Meet Kristen, Twyla Artist
Brooklyn-based Kristen Schiele makes radiant, bold and pattern-driven works that she composes with a cinematic eye. Her pieces initiate from her catalogue of collage material—vintage photography, magazines, found imagery. She manipulates these through a layered process that includes paint, tape, silkscreen and spray paint. In part, Kristen’s works act as portraits; one of her prints is named after a famous 1980s punk drummer, another after Pocahontas. While there may be a glimmer of a figure, her subjects are never literally represented. Instead, the energy and rhythm of Kristen’s work embodies the pulse of the person portrayed.
Meet JiaJia, Art World Digital Strategist
JiaJia is the Director of Digital at the Jewish Museum in New York, an incredibly relevant role for today, as most people consume art on their phones before anywhere else. “I see my role as a translator,” JiaJia says. “Because museums are these places of the past, how do we make sense of technology and make it a tool to activate everything that’s in our institution and make that relevant for the present.” When she’s not working, JiaJia is hitting up to ten new exhibitions each week or sharing her envious global art adventures on social media.

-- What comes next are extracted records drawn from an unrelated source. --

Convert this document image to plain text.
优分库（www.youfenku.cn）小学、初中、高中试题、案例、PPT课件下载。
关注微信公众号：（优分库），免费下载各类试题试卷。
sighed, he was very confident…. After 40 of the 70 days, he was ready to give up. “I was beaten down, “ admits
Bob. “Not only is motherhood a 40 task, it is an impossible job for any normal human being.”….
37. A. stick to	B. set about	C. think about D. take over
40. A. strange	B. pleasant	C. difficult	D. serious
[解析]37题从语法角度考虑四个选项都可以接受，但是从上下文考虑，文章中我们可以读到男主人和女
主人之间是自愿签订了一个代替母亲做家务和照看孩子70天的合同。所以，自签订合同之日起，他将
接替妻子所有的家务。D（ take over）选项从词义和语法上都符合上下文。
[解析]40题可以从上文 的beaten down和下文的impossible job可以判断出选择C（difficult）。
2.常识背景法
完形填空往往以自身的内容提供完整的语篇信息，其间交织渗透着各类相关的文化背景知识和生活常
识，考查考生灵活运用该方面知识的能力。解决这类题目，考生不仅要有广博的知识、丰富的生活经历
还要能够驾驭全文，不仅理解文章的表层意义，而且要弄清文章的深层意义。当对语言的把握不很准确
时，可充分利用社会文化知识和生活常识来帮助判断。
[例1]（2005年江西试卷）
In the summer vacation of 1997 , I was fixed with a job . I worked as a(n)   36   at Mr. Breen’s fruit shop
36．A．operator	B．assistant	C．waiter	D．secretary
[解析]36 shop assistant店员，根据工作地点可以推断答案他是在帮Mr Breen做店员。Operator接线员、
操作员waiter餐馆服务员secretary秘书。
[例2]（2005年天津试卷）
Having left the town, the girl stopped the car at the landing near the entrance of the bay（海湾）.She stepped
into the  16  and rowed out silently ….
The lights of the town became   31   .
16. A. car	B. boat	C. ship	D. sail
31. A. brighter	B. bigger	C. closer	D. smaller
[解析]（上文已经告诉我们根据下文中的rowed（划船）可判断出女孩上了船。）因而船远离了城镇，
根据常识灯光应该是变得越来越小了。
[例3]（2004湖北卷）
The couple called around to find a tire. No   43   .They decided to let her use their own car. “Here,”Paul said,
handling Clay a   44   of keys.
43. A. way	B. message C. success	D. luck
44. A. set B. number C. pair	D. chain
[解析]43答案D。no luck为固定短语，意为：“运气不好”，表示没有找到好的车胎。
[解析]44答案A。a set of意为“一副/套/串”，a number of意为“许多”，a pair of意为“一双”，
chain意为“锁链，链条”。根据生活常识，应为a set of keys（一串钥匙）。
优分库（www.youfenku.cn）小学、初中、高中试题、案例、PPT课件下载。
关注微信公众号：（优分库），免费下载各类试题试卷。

“When I met Kristen, she really embodied her work in the strength of color, structure, depth of knowledge and the references to history and women of the past. I could tell her work was completely an expression of herself.”
JIAJIA FEI
Art Connects Us
Kristen and JiaJia met about a year ago when JiaJia went to Kristen’s studio to film a Periscope video. The two became fast friends, bonding over a common love of cinema and writers like Laura Mulvey. While they live in the same city, their friendship has partially blossomed via Instagram, with JiaJia admiring Kristen’s work and Kristen following JiaJia’s art exploits. Beyond that, the two are connected by a desire to represent themselves in equally creative manners—Kristen through paintings and sculpture and JiaJia through technology and curating. As JiaJia says, “There are so many different ways to capture how women represent themselves, whether it’s writing, painting, or photography. I think what we both do is about finding ways to occupy that space.”